Applications of High Resolution Surface Plasmon Resonance Imaging to Adherent Cells: Single Mammalian Cells to Bacterial Biofilms

Abstract

High resolution surface plasmon resonance imaging (SPRI) allows label-free imaging of subcellular features when performed using a high numerical aperture objective lens with a digital light projector to precisely position incident angle excitation. The SPRI signal is a result of the mass of material within the evanescent field, and can be interpreted as a density or a refractive index of the cellular material. The quantitative nature of SPR images and the direct relationship to refractive index changes at the surface sensor allow for visualization new insights into mechanisms of cell biology at an interface. When applied to mammalian cells, such as rat aortic smooth muscle cells, cellular components near the sensor surface such as the cell membrane, focal adhesions, and cell nucleus are visualized in the SPRI image.

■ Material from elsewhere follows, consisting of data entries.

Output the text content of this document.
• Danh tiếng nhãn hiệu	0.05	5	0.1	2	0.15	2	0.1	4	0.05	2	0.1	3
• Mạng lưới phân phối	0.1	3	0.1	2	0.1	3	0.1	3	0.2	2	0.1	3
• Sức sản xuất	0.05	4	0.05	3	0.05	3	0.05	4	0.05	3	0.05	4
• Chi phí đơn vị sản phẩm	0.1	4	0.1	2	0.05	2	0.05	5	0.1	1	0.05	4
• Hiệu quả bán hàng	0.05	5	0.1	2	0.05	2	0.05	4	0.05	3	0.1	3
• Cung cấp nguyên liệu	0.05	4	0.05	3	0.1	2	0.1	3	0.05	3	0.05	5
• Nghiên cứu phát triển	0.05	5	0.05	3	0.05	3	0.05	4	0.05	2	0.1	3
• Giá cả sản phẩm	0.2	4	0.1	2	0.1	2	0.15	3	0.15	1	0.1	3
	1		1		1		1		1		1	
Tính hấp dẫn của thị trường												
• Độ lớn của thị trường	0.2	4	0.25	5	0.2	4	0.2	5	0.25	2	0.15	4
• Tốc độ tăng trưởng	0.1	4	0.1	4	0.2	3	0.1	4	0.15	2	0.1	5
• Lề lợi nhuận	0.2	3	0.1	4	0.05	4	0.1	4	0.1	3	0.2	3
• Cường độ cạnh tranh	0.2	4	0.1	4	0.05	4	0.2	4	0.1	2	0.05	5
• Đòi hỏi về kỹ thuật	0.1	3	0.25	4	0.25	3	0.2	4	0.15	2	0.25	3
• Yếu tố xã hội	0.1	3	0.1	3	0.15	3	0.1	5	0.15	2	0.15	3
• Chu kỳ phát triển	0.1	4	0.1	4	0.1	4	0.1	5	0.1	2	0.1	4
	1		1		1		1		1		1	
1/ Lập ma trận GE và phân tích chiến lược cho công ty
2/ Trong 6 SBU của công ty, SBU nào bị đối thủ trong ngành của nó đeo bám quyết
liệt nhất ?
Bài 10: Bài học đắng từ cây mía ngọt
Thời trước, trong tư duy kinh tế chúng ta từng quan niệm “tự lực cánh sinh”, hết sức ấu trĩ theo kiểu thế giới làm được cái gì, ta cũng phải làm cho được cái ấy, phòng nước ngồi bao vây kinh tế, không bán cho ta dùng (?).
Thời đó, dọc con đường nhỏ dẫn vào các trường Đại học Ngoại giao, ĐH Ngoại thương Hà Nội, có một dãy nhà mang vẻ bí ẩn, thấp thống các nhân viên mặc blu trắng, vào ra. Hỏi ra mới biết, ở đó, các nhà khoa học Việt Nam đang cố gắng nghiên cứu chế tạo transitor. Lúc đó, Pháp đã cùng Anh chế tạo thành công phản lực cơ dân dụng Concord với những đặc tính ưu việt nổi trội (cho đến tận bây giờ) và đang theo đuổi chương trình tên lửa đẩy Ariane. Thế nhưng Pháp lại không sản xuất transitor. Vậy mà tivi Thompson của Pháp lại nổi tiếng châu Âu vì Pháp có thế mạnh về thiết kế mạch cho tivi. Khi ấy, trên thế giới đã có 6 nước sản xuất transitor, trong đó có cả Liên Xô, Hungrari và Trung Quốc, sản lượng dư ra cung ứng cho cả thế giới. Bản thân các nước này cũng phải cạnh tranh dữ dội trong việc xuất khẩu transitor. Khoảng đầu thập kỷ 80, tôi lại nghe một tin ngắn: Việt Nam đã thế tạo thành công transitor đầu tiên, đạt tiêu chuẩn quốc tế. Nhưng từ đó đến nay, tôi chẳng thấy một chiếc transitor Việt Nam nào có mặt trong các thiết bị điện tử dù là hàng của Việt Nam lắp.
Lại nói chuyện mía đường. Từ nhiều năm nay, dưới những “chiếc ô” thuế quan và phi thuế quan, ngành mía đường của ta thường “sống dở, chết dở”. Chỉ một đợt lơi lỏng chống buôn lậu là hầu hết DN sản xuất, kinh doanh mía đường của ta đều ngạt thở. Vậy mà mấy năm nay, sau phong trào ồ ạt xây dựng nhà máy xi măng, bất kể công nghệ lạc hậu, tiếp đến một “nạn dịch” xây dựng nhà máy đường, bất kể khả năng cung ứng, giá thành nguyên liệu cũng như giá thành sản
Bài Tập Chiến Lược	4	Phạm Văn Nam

Focal adhesion sizes measured by SPRI are similar with those highlighted with fluorescent antibody stained vinculin. In addition, a positive correlation between focal adhesion size and protein density is observed by SPR imaging. When SPRI is applied to pathogenic biofilms of Streptococcus mutans, distinct components of the bacterial biofilm at the surface including individual bacteria, bacterial microcolonies, and extracellular polymeric substance (EPS) are observed. SPRI shows that the refractive index of bacteria in a biofilm increases over time compared to that of bacteria not in a biofilm, which remains constant. SPRI also indicates that the EPS material generated in the biofilm at early time points is thicker near the bacterial microcolony periphery. This suggests that the EPS matrix is generated at the colony edge and that SPRI can be used to monitor the dynamics of EPS production in biofilms.